Sur le plan pratique, cette étude contribuera à une description des différents instruments de règlement des différends au sein de la CEMAC. Elle apporte un éclairage sur les insuffisances institutionnelles, procédurales et politiques qui empêchent la bonne gestion des différends communautaires. Cette réflexion vise donc à contribuer au côté des autres outils de facilitation aux prises de décisions pour les responsables politiques et les institutions chargées de veiller à l'intégration des États de la zone CEMAC. Elle peut aussi servir comme un cadre des réformes de mécanismes existants pour les rendre encore plus opérationnels. Ce développement conduit à la construction de l'objet de l'étude.

II- L'OBJET DE L'ÉTUDE

La construction de l'objet de l'étude est l'oeuvre du chercheur lui-même. Pour ce faire, il doit avant de dire « sa vérité scientifique », partir des « des vérités scientifiques » énoncées avant lui38(*). Dans le cadre cette étude, il nous revient de faire un tour sur l'état de la question encore appelé la revue de la littérature (A), cette opération sera suivie immédiatement de la détermination de notre problématique (B) et s'achèvera par l'indication de l'hypothèse de notre recherche (C).

A- LA REVUE DE LA LITTERATURE

La revue de la littérature regroupe un ensemble d'écrits constitué des connaissances et des compréhensions sur la littérature scientifique d'un sujet. Cet état de la doctrine permet de situer la recherche dans le paysage doctrinal existant, d'éviter les redites, de mesurer les apports, de préciser les points controversés et d'assurer l'originalité du travail39(*).Il permet de fixer le contexte d'une étude en se basant sur les études et travaux menés précédemment. Elle permet au final de ressortir la spécificité et l'originalité de la recherche à faire. En ce sens, dans le cadre de ce travail de recherche, nous devons dresser un état de l'art pour une meilleure compréhension du sujet à traiter, en présentant les travaux des auteurs passés. Ainsi, la question de règlement des différends économiques dans le cadre des organisations d'intégration régionales africaines a été l'objet d'une littérature abondante.

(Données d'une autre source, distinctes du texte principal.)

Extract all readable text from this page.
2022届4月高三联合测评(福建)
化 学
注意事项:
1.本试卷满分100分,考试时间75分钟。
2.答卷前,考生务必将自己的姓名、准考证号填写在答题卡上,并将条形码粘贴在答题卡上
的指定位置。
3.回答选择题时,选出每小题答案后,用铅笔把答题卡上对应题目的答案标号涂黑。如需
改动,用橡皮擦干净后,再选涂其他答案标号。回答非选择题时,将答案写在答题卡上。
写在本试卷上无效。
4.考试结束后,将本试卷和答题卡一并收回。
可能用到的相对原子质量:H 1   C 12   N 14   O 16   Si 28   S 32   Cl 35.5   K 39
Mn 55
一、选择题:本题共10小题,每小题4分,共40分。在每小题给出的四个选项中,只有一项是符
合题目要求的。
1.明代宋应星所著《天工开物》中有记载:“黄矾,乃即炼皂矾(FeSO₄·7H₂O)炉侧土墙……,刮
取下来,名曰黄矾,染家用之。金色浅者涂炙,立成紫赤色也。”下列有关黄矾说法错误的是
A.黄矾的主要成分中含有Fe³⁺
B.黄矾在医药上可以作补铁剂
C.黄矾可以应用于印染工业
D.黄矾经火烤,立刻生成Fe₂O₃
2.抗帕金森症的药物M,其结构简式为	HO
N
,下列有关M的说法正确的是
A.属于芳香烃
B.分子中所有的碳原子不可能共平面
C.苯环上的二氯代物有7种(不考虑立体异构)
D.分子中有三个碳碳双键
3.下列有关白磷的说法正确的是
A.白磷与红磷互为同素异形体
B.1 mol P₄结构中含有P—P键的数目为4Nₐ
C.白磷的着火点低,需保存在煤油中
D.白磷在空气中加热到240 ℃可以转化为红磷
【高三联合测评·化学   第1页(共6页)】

Pour Désiré Avom, la création de la Communauté économique et monétaire de l'Afrique centrale (CEMAC) remonte à une période plus ancienne. En effet, elle est l'un des regroupements sous régionaux les plus anciens en Afrique et sa première forme institutionnelle complète remonte à la création de l'UDEAC en 196440(*). Cette dernière est née dans un contexte marqué par les ambitions du développement des États nouvellement indépendants, avec des objectifs bien précisés, ceux de favoriser les échanges commerciaux, et l'intégration entre ces États.Toutefois, ces ambitions ont été freinées par des graves crises41(*), durant les années 1970-1990. Ben Hammouda notait en ce sens que « l'Afrique centrale a été la région la plus touchée par les conflits »42(*)et que le processus d'intégration a été relancé seulement au début des années 1990 par la création de la CEMAC en 1994 et la relance de la Communauté Economique des États de l'Afrique centrale (CEEAC) en 1998.Dans cette logique de relance de l'intégration sous régionale, la CEMAC s'est fixée des nobles objectifs à travers l'harmonisation des politiques et législations nationales et la création d'un marché commun communautaire.

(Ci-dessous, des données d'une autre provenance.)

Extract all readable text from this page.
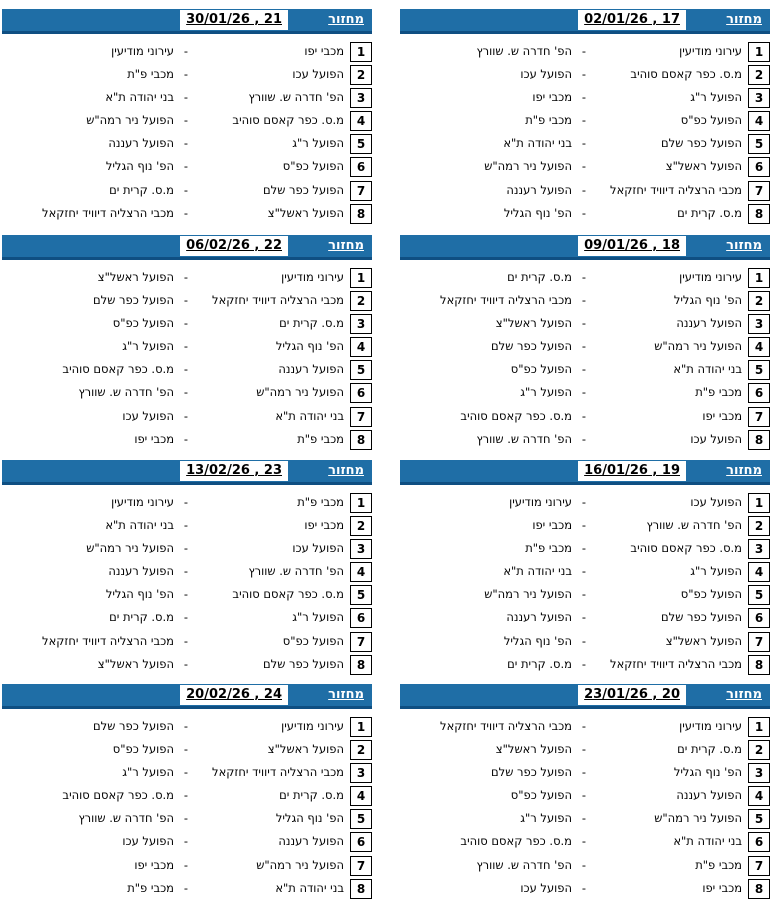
מחזור
02/01/26 , 17
1
עירוני מודיעין
-
הפ' חדרה ש. שוורץ
2
מ.ס. כפר קאסם סוהיב
-
הפועל עכו
3
הפועל ר"ג
-
מכבי יפו
4
הפועל כפ"ס
-
מכבי פ"ת
5
הפועל כפר שלם
-
בני יהודה ת"א
6
הפועל ראשל"צ
-
הפועל ניר רמה"ש
7
מכבי הרצליה דיוויד יחזקאל
-
הפועל רעננה
8
מ.ס. קרית ים
-
הפ' נוף הגליל
מחזור
30/01/26 , 21
1
מכבי יפו
-
עירוני מודיעין
2
הפועל עכו
-
מכבי פ"ת
3
הפ' חדרה ש. שוורץ
-
בני יהודה ת"א
4
מ.ס. כפר קאסם סוהיב
-
הפועל ניר רמה"ש
5
הפועל ר"ג
-
הפועל רעננה
6
הפועל כפ"ס
-
הפ' נוף הגליל
7
הפועל כפר שלם
-
מ.ס. קרית ים
8
הפועל ראשל"צ
-
מכבי הרצליה דיוויד יחזקאל
מחזור
09/01/26 , 18
1
עירוני מודיעין
-
מ.ס. קרית ים
2
הפ' נוף הגליל
-
מכבי הרצליה דיוויד יחזקאל
3
הפועל רעננה
-
הפועל ראשל"צ
4
הפועל ניר רמה"ש
-
הפועל כפר שלם
5
בני יהודה ת"א
-
הפועל כפ"ס
6
מכבי פ"ת
-
הפועל ר"ג
7
מכבי יפו
-
מ.ס. כפר קאסם סוהיב
8
הפועל עכו
-
הפ' חדרה ש. שוורץ
מחזור
06/02/26 , 22
1
עירוני מודיעין
-
הפועל ראשל"צ
2
מכבי הרצליה דיוויד יחזקאל
-
הפועל כפר שלם
3
מ.ס. קרית ים
-
הפועל כפ"ס
4
הפ' נוף הגליל
-
הפועל ר"ג
5
הפועל רעננה
-
מ.ס. כפר קאסם סוהיב
6
הפועל ניר רמה"ש
-
הפ' חדרה ש. שוורץ
7
בני יהודה ת"א
-
הפועל עכו
8
מכבי פ"ת
-
מכבי יפו
מחזור
16/01/26 , 19
1
הפועל עכו
-
עירוני מודיעין
2
הפ' חדרה ש. שוורץ
-
מכבי יפו
3
מ.ס. כפר קאסם סוהיב
-
מכבי פ"ת
4
הפועל ר"ג
-
בני יהודה ת"א
5
הפועל כפ"ס
-
הפועל ניר רמה"ש
6
הפועל כפר שלם
-
הפועל רעננה
7
הפועל ראשל"צ
-
הפ' נוף הגליל
8
מכבי הרצליה דיוויד יחזקאל
-
מ.ס. קרית ים
מחזור
13/02/26 , 23
1
מכבי פ"ת
-
עירוני מודיעין
2
מכבי יפו
-
בני יהודה ת"א
3
הפועל עכו
-
הפועל ניר רמה"ש
4
הפ' חדרה ש. שוורץ
-
הפועל רעננה
5
מ.ס. כפר קאסם סוהיב
-
הפ' נוף הגליל
6
הפועל ר"ג
-
מ.ס. קרית ים
7
הפועל כפ"ס
-
מכבי הרצליה דיוויד יחזקאל
8
הפועל כפר שלם
-
הפועל ראשל"צ
מחזור
23/01/26 , 20
1
עירוני מודיעין
-
מכבי הרצליה דיוויד יחזקאל
2
מ.ס. קרית ים
-
הפועל ראשל"צ
3
הפ' נוף הגליל
-
הפועל כפר שלם
4
הפועל רעננה
-
הפועל כפ"ס
5
הפועל ניר רמה"ש
-
הפועל ר"ג
6
בני יהודה ת"א
-
מ.ס. כפר קאסם סוהיב
7
מכבי פ"ת
-
הפ' חדרה ש. שוורץ
8
מכבי יפו
-
הפועל עכו
מחזור
20/02/26 , 24
1
עירוני מודיעין
-
הפועל כפר שלם
2
הפועל ראשל"צ
-
הפועל כפ"ס
3
מכבי הרצליה דיוויד יחזקאל
-
הפועל ר"ג
4
מ.ס. קרית ים
-
מ.ס. כפר קאסם סוהיב
5
הפ' נוף הגליל
-
הפ' חדרה ש. שוורץ
6
הפועל רעננה
-
הפועל עכו
7
הפועל ניר רמה"ש
-
מכבי יפו
8
בני יהודה ת"א
-
מכבי פ"ת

La Communauté économique et monétaire de l'Afrique centrale est souvent décrite comme une organisation à mi-chemin entre coopération et une dynamique supranationale. Laurent TENGO, dans son article intitulé « La CEMAC : organisation intergouvernementale ou organisation supranationale ? »43(*).Pense que la CEMAC, bien que créée par le traité de 199444(*), s'affirme progressivement comme une entité sui generis, avec des éléments caractéristiques d'un ordre juridique propre, possédant une personnalité juridique, une capacité normative, un territoire et une population communautaire. Il souligne que cette structuration institutionnelle renforce la gouvernance démocratique régionale qui se traduit par l'introduction du suffrage universel direct des députés communautaires et l'émergence d'une notion de citoyenneté communautaire. Cette reconnaissance d'un pouvoir normatif autonome et la possibilité de créer des normes contraignantes applicables aux États et leurs ressortissants confèrent aux institutions communautaires une capacité de régulation qui dépasse les simples engagements interétatiques. Cela renforce également la légitimité des mécanismes juridictionnels de règlement des différends, à travers notamment les juridictions communautaires. L'auteur constate enfin que cette dynamique demeure limitée par les blocages institutionnels ou politiques des initiatives majeures, à l'exemple de la libre circulation et la mise en oeuvre effective du passeport communautaire [...].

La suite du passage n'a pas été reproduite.